A Terceira Turma do Superior Tribunal de Justiça (STJ)
reformou decisão da Justiça do Ceará que havia aplicado o Código de Defesa do
Consumidor (CDC) na solução de conflito entre uma clínica de tratamento de
câncer e uma representante comercial, distribuidora de equipamentos de
radioterapia. A clínica comprou um equipamento que acabou não sendo entregue,
porque a empresa estrangeira que faria o recondicionamento da máquina faliu.
Seguindo jurisprudência consolidada do STJ, a Turma
considerou que não há relação de consumo na compra de bens ou contratação de
serviços que se destinem a incrementar uma atividade negocial, a menos que se
verifique grande vulnerabilidade econômica ou técnica do adquirente – situação
que os ministros não reconheceram no caso julgado.
Mesmo afastando a relação de consumo, a Turma acompanhou o
voto da relatora, ministra Nancy Andrighi, para determinar que a R.
Representação e Comércio de Eletrônicos Ltda. devolva ao C. R. I. de Oncologia
os valores pagos como adiantamento e que não tenham sido transferidos à empresa
estrangeira, além do valor recebido como comissão pelo negócio não concluído.
Acelerador linear de partículas
Em janeiro de 1999, a clínica de oncologia procurou a R. com
a intenção de adquirir um acelerador linear de partículas para tratar pacientes
com câncer. O equipamento seria recondicionado pela J. C., da qual a R. era
representante comercial no Brasil. O negócio foi fechado e o pagamento foi
ajustado em US$ 320 mil, sendo US$ 200 mil adiantados e o restante na entrega
do equipamento.
Do valor combinado como adiantamento, foram pagos US$ 160
mil à R. e US$ 40 mil diretamente à empresa norte-americana. Porém, dois anos e
três meses após o fechamento do negócio, a representante informou que a
mercadoria não poderia ser entregue, pois a empresa norte-americana que
recondicionaria o aparelho havia falido.
Por essa razão, sugeriu alternativas para viabilizar o
adimplemento do contrato. Uma delas seria a aquisição de nova máquina para
aproveitamento de peças, mas com custos mais elevados. A clínica não aceitou as
propostas apresentadas e entrou com ação contra a representante comercial,
pedindo restituição do pagamento e reparação de danos.

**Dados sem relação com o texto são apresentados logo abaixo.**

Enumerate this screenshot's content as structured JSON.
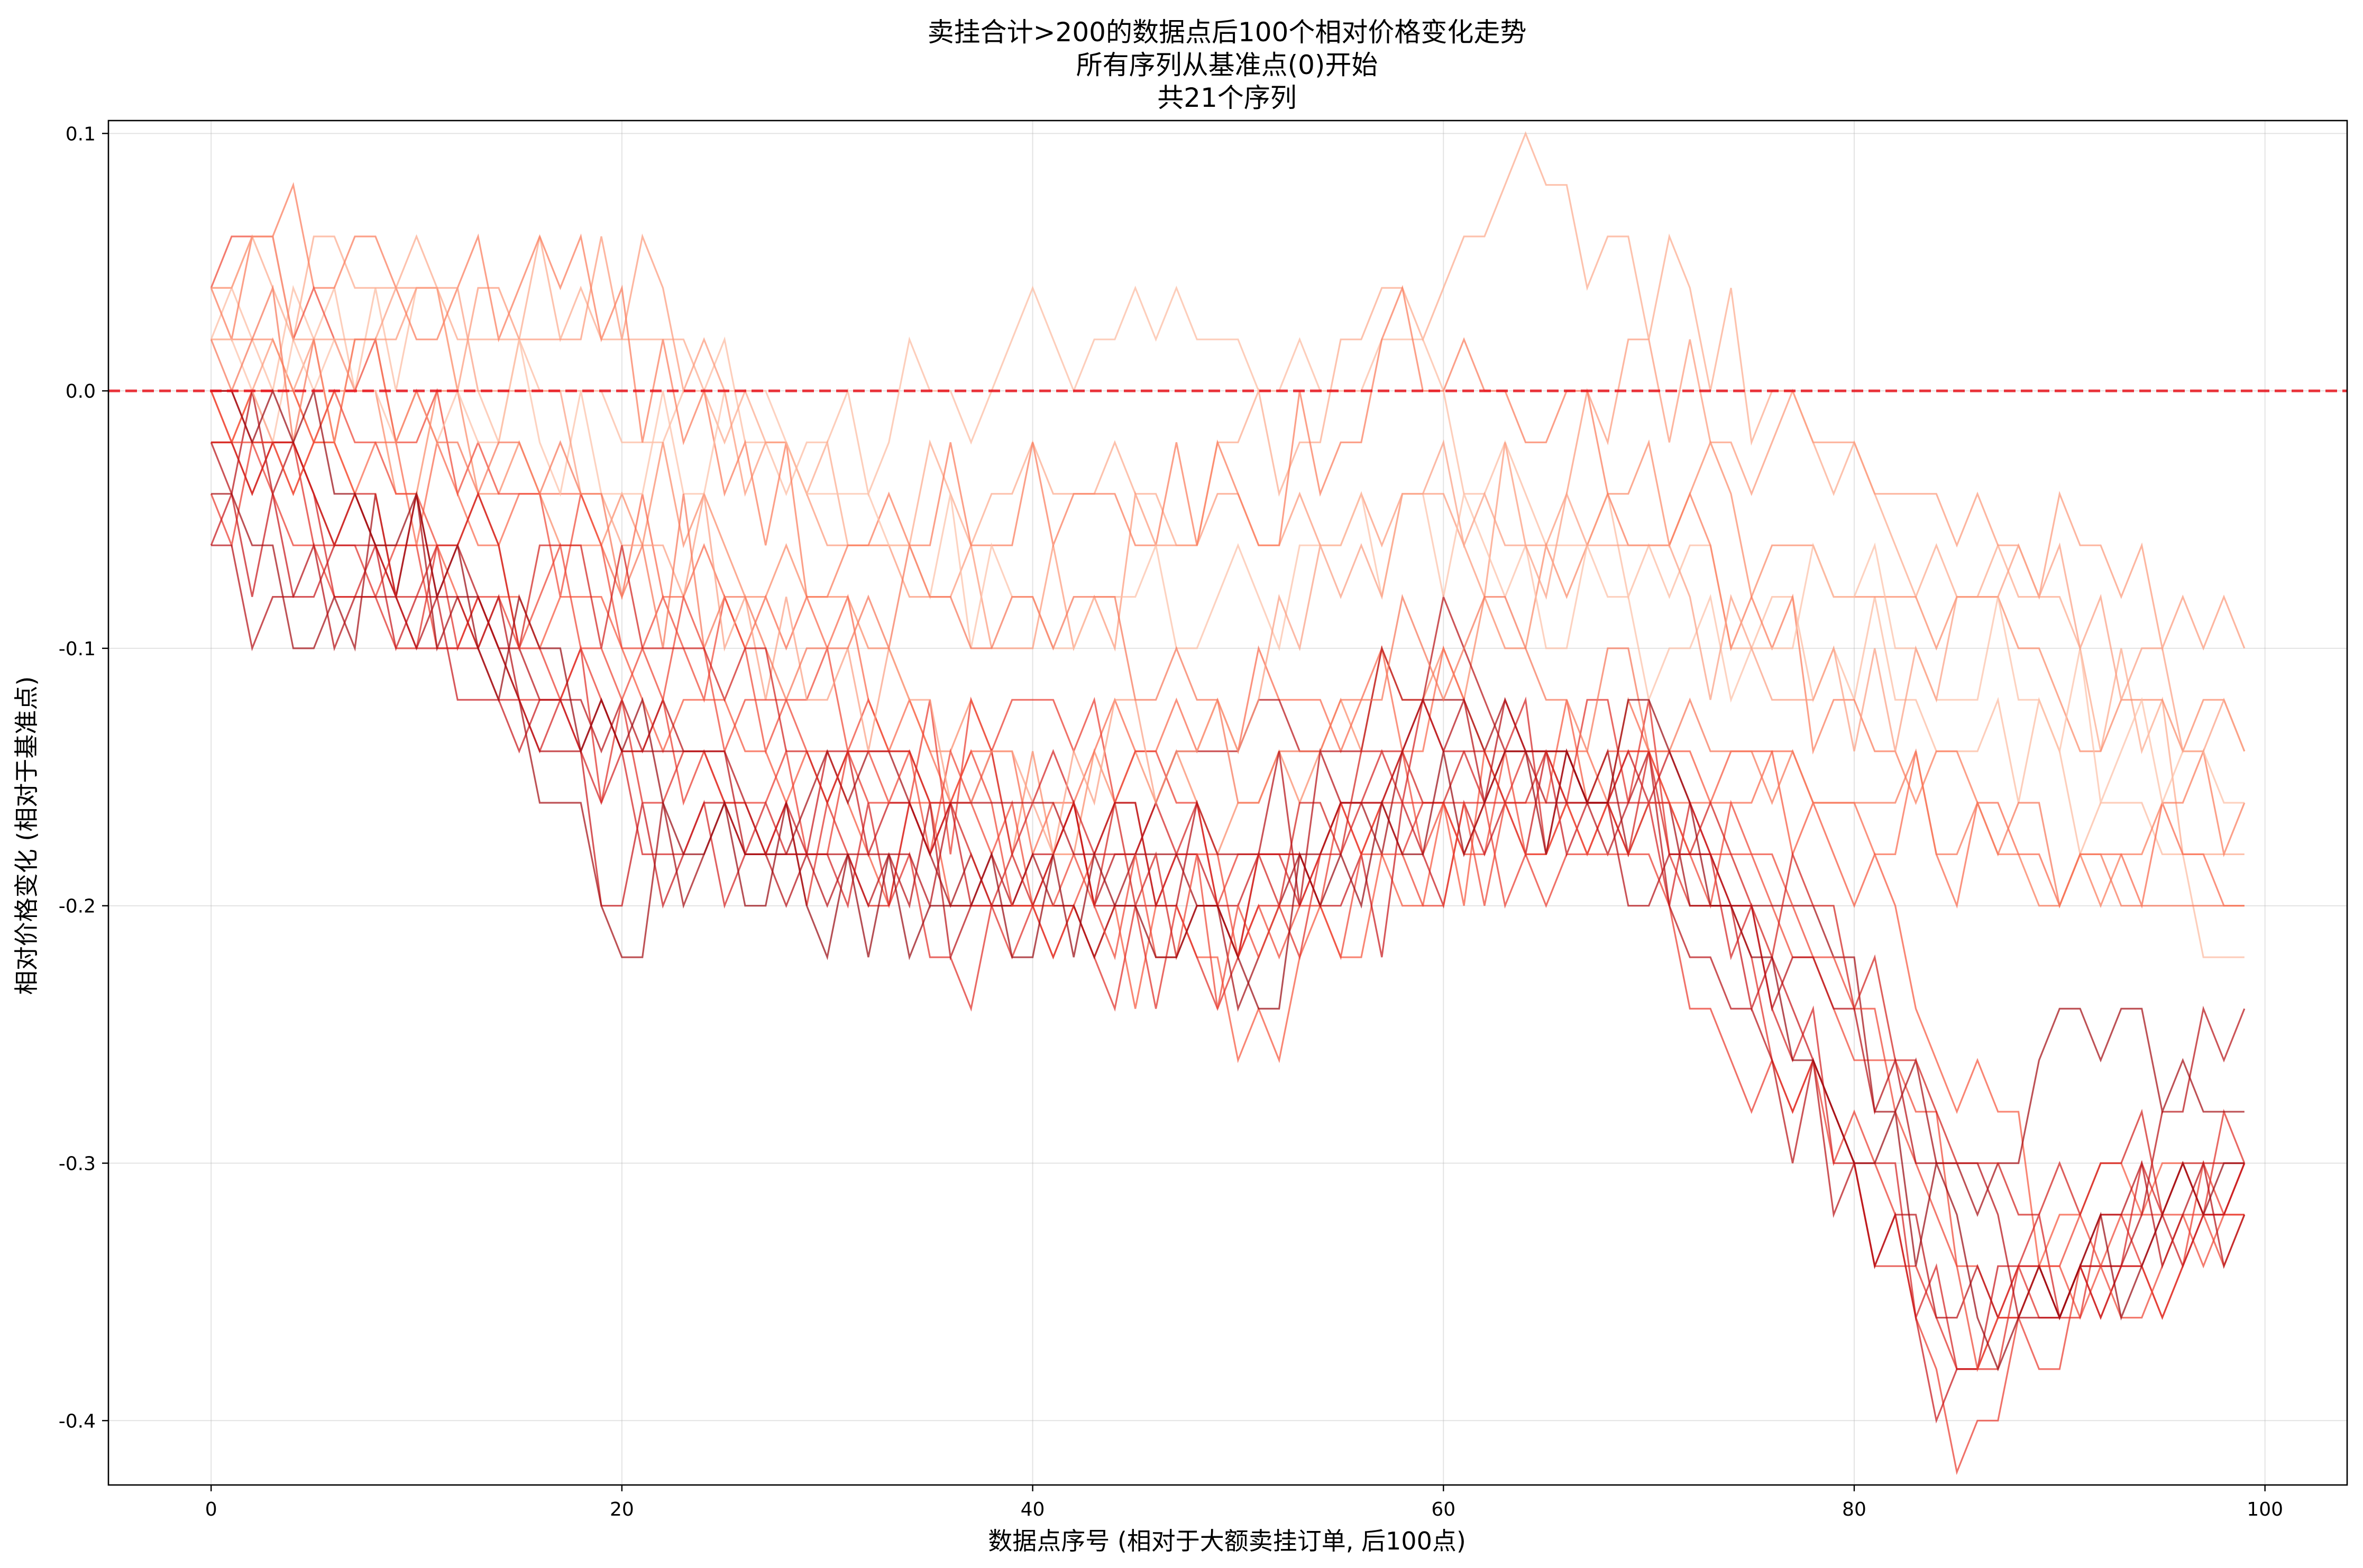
{
  "chart_data": {
    "type": "line",
    "title_lines": [
      "卖挂合计>200的数据点后100个相对价格变化走势",
      "所有序列从基准点(0)开始",
      "共21个序列"
    ],
    "xlabel": "数据点序号 (相对于大额卖挂订单, 后100点)",
    "ylabel": "相对价格变化 (相对于基准点)",
    "xlim": [
      -5,
      104
    ],
    "ylim": [
      -0.425,
      0.105
    ],
    "x_ticks": [
      0,
      20,
      40,
      60,
      80,
      100
    ],
    "x_tick_labels": [
      "0",
      "20",
      "40",
      "60",
      "80",
      "100"
    ],
    "y_ticks": [
      0.1,
      0.0,
      -0.1,
      -0.2,
      -0.3,
      -0.4
    ],
    "y_tick_labels": [
      "0.1",
      "0.0",
      "-0.1",
      "-0.2",
      "-0.3",
      "-0.4"
    ],
    "grid": true,
    "reference_line": {
      "y": 0.0,
      "style": "dashed",
      "color": "#e8121b"
    },
    "series_count": 21,
    "series_points_per_series": 100,
    "series_colors": [
      "#fcbba1",
      "#fcaa8d",
      "#fc9a7b",
      "#fb8b6a",
      "#fb7c5c",
      "#f96a4d",
      "#f6583e",
      "#f04a37",
      "#ea3b2f",
      "#e02f28",
      "#d42322",
      "#c7171c",
      "#b91318",
      "#a50f15",
      "#fcc1a8",
      "#fb9f84",
      "#f7775a",
      "#ee4636",
      "#d1221f",
      "#b51016",
      "#9a0c14"
    ],
    "series_anchors": [
      [
        [
          0,
          0.02
        ],
        [
          10,
          0.02
        ],
        [
          20,
          0.0
        ],
        [
          30,
          -0.02
        ],
        [
          40,
          0.02
        ],
        [
          50,
          0.02
        ],
        [
          60,
          0.0
        ],
        [
          70,
          -0.08
        ],
        [
          80,
          -0.1
        ],
        [
          90,
          -0.14
        ],
        [
          99,
          -0.22
        ]
      ],
      [
        [
          0,
          0.04
        ],
        [
          10,
          0.04
        ],
        [
          20,
          0.02
        ],
        [
          30,
          -0.04
        ],
        [
          40,
          -0.04
        ],
        [
          50,
          -0.04
        ],
        [
          60,
          0.06
        ],
        [
          64,
          0.08
        ],
        [
          70,
          0.04
        ],
        [
          80,
          -0.04
        ],
        [
          90,
          -0.1
        ],
        [
          99,
          -0.18
        ]
      ],
      [
        [
          0,
          0.0
        ],
        [
          10,
          0.02
        ],
        [
          20,
          0.04
        ],
        [
          30,
          -0.06
        ],
        [
          40,
          -0.1
        ],
        [
          50,
          -0.04
        ],
        [
          60,
          -0.06
        ],
        [
          70,
          0.0
        ],
        [
          80,
          -0.04
        ],
        [
          90,
          -0.06
        ],
        [
          99,
          -0.1
        ]
      ],
      [
        [
          0,
          0.02
        ],
        [
          10,
          -0.02
        ],
        [
          20,
          -0.04
        ],
        [
          30,
          -0.08
        ],
        [
          40,
          -0.16
        ],
        [
          50,
          -0.16
        ],
        [
          60,
          -0.12
        ],
        [
          70,
          -0.04
        ],
        [
          80,
          -0.06
        ],
        [
          90,
          -0.12
        ],
        [
          99,
          -0.14
        ]
      ],
      [
        [
          0,
          0.04
        ],
        [
          5,
          0.06
        ],
        [
          10,
          0.02
        ],
        [
          17,
          0.06
        ],
        [
          22,
          0.0
        ],
        [
          30,
          -0.06
        ],
        [
          40,
          -0.04
        ],
        [
          50,
          -0.04
        ],
        [
          60,
          0.02
        ],
        [
          70,
          -0.04
        ],
        [
          80,
          -0.14
        ],
        [
          90,
          -0.18
        ],
        [
          99,
          -0.16
        ]
      ],
      [
        [
          0,
          -0.02
        ],
        [
          10,
          -0.04
        ],
        [
          20,
          -0.06
        ],
        [
          30,
          -0.1
        ],
        [
          40,
          -0.16
        ],
        [
          50,
          -0.12
        ],
        [
          60,
          -0.12
        ],
        [
          70,
          -0.14
        ],
        [
          80,
          -0.16
        ],
        [
          90,
          -0.18
        ],
        [
          99,
          -0.2
        ]
      ],
      [
        [
          0,
          0.0
        ],
        [
          10,
          -0.06
        ],
        [
          20,
          -0.1
        ],
        [
          30,
          -0.16
        ],
        [
          40,
          -0.2
        ],
        [
          50,
          -0.24
        ],
        [
          60,
          -0.18
        ],
        [
          70,
          -0.12
        ],
        [
          80,
          -0.2
        ],
        [
          90,
          -0.32
        ],
        [
          99,
          -0.3
        ]
      ],
      [
        [
          0,
          0.04
        ],
        [
          3,
          0.06
        ],
        [
          10,
          -0.02
        ],
        [
          20,
          -0.08
        ],
        [
          30,
          -0.12
        ],
        [
          40,
          -0.18
        ],
        [
          50,
          -0.2
        ],
        [
          60,
          -0.16
        ],
        [
          70,
          -0.16
        ],
        [
          80,
          -0.24
        ],
        [
          88,
          -0.36
        ],
        [
          99,
          -0.32
        ]
      ],
      [
        [
          0,
          -0.04
        ],
        [
          10,
          -0.08
        ],
        [
          20,
          -0.12
        ],
        [
          30,
          -0.16
        ],
        [
          40,
          -0.14
        ],
        [
          50,
          -0.18
        ],
        [
          60,
          -0.16
        ],
        [
          70,
          -0.2
        ],
        [
          80,
          -0.3
        ],
        [
          85,
          -0.4
        ],
        [
          90,
          -0.36
        ],
        [
          99,
          -0.32
        ]
      ],
      [
        [
          0,
          -0.02
        ],
        [
          10,
          -0.08
        ],
        [
          20,
          -0.14
        ],
        [
          30,
          -0.18
        ],
        [
          40,
          -0.22
        ],
        [
          50,
          -0.22
        ],
        [
          60,
          -0.16
        ],
        [
          70,
          -0.14
        ],
        [
          80,
          -0.32
        ],
        [
          87,
          -0.38
        ],
        [
          99,
          -0.3
        ]
      ],
      [
        [
          0,
          0.0
        ],
        [
          10,
          -0.1
        ],
        [
          20,
          -0.16
        ],
        [
          30,
          -0.18
        ],
        [
          40,
          -0.16
        ],
        [
          50,
          -0.2
        ],
        [
          60,
          -0.14
        ],
        [
          70,
          -0.16
        ],
        [
          80,
          -0.28
        ],
        [
          85,
          -0.36
        ],
        [
          99,
          -0.3
        ]
      ],
      [
        [
          0,
          -0.06
        ],
        [
          10,
          -0.08
        ],
        [
          20,
          -0.18
        ],
        [
          30,
          -0.16
        ],
        [
          40,
          -0.18
        ],
        [
          50,
          -0.2
        ],
        [
          60,
          -0.18
        ],
        [
          70,
          -0.14
        ],
        [
          80,
          -0.3
        ],
        [
          84,
          -0.38
        ],
        [
          99,
          -0.3
        ]
      ],
      [
        [
          0,
          -0.02
        ],
        [
          10,
          -0.06
        ],
        [
          20,
          -0.12
        ],
        [
          30,
          -0.18
        ],
        [
          40,
          -0.2
        ],
        [
          50,
          -0.14
        ],
        [
          60,
          -0.1
        ],
        [
          70,
          -0.16
        ],
        [
          80,
          -0.32
        ],
        [
          88,
          -0.38
        ],
        [
          99,
          -0.24
        ]
      ],
      [
        [
          0,
          -0.04
        ],
        [
          5,
          -0.08
        ],
        [
          10,
          -0.06
        ],
        [
          20,
          -0.2
        ],
        [
          30,
          -0.16
        ],
        [
          40,
          -0.18
        ],
        [
          50,
          -0.22
        ],
        [
          60,
          -0.12
        ],
        [
          70,
          -0.16
        ],
        [
          80,
          -0.24
        ],
        [
          87,
          -0.32
        ],
        [
          90,
          -0.26
        ],
        [
          99,
          -0.28
        ]
      ],
      [
        [
          0,
          0.02
        ],
        [
          10,
          0.0
        ],
        [
          20,
          -0.02
        ],
        [
          30,
          -0.02
        ],
        [
          40,
          -0.1
        ],
        [
          50,
          -0.08
        ],
        [
          60,
          -0.06
        ],
        [
          70,
          -0.1
        ],
        [
          80,
          -0.08
        ],
        [
          90,
          -0.12
        ],
        [
          99,
          -0.16
        ]
      ],
      [
        [
          0,
          0.04
        ],
        [
          10,
          0.04
        ],
        [
          20,
          -0.04
        ],
        [
          30,
          -0.12
        ],
        [
          40,
          -0.16
        ],
        [
          50,
          -0.12
        ],
        [
          60,
          -0.04
        ],
        [
          70,
          -0.08
        ],
        [
          80,
          -0.12
        ],
        [
          90,
          -0.08
        ],
        [
          99,
          -0.14
        ]
      ],
      [
        [
          0,
          0.02
        ],
        [
          10,
          0.0
        ],
        [
          20,
          -0.06
        ],
        [
          30,
          -0.1
        ],
        [
          40,
          -0.08
        ],
        [
          50,
          -0.14
        ],
        [
          60,
          -0.1
        ],
        [
          70,
          -0.12
        ],
        [
          80,
          -0.16
        ],
        [
          90,
          -0.18
        ],
        [
          99,
          -0.2
        ]
      ],
      [
        [
          0,
          0.0
        ],
        [
          10,
          -0.04
        ],
        [
          20,
          -0.1
        ],
        [
          30,
          -0.14
        ],
        [
          40,
          -0.18
        ],
        [
          50,
          -0.22
        ],
        [
          60,
          -0.18
        ],
        [
          70,
          -0.16
        ],
        [
          80,
          -0.22
        ],
        [
          86,
          -0.36
        ],
        [
          99,
          -0.32
        ]
      ],
      [
        [
          0,
          -0.02
        ],
        [
          10,
          -0.06
        ],
        [
          20,
          -0.08
        ],
        [
          30,
          -0.14
        ],
        [
          40,
          -0.18
        ],
        [
          50,
          -0.2
        ],
        [
          60,
          -0.14
        ],
        [
          70,
          -0.16
        ],
        [
          80,
          -0.22
        ],
        [
          87,
          -0.32
        ],
        [
          99,
          -0.3
        ]
      ],
      [
        [
          0,
          -0.06
        ],
        [
          10,
          -0.1
        ],
        [
          20,
          -0.12
        ],
        [
          30,
          -0.2
        ],
        [
          40,
          -0.16
        ],
        [
          50,
          -0.18
        ],
        [
          60,
          -0.14
        ],
        [
          70,
          -0.18
        ],
        [
          80,
          -0.24
        ],
        [
          88,
          -0.34
        ],
        [
          99,
          -0.32
        ]
      ],
      [
        [
          0,
          0.0
        ],
        [
          10,
          -0.06
        ],
        [
          20,
          -0.14
        ],
        [
          30,
          -0.2
        ],
        [
          40,
          -0.2
        ],
        [
          50,
          -0.22
        ],
        [
          60,
          -0.16
        ],
        [
          70,
          -0.14
        ],
        [
          80,
          -0.28
        ],
        [
          87,
          -0.36
        ],
        [
          99,
          -0.3
        ]
      ]
    ]
  }
}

Em primeira instância, a R. foi condenada a restituir o
valor adiantado pela venda não finalizada do aparelho. O pedido de indenização
por lucros cessantes, porém, foi negado.
As partes recorreram, mas o Tribunal de Justiça do Ceará
(TJCE) manteve a sentença de primeiro grau. Inconformada, a R. recorreu ao STJ
sustentando violação dos artigos 2° e 17º do CDC (Lei 8.078/90), pois ao
comprar o aparelho médico para tratamento de pessoas com câncer em sua clínica,
a C. R. I. não poderia ser considerada consumidora por equiparação.
Empresas de porte
Quanto à aplicação do CDC ao caso, a ministra Nancy Andrighi
destacou que as duas Turmas do STJ especializadas em direito privado estão
adotando o entendimento firmado na Segunda Seção, no sentido de que “a
aquisição de bens ou a utilização de serviços, por pessoa natural ou jurídica,
com o escopo de implementar ou incrementar a sua atividade negocial, não se
reputa como relação de consumo e, sim, como atividade de consumo
intermediária”.
Porém, observou a relatora, esse entendimento tem sido
abrandado “em situações nas quais fique evidenciada a existência de clara
vulnerabilidade da pessoa física ou jurídica adquirente de produto ou serviço,
mesmo que, do ponto de vista técnico, ela não possa ser considerada
destinatária final”.
Como exemplos, citou o caso da costureira que compra máquina
de bordar para utilizar em seu ofício e do caminhoneiro que adquire veículo
para trabalhar, e até mesmo do pequeno agricultor que compra sementes.
Para a ministra, no entanto, as informações trazidas pelo
processo mostram que tanto a clínica quanto a representante comercial são
empresas de porte considerável, com atuação destacada em seus segmentos de
mercado, o que afasta a hipótese de vulnerabilidade econômica.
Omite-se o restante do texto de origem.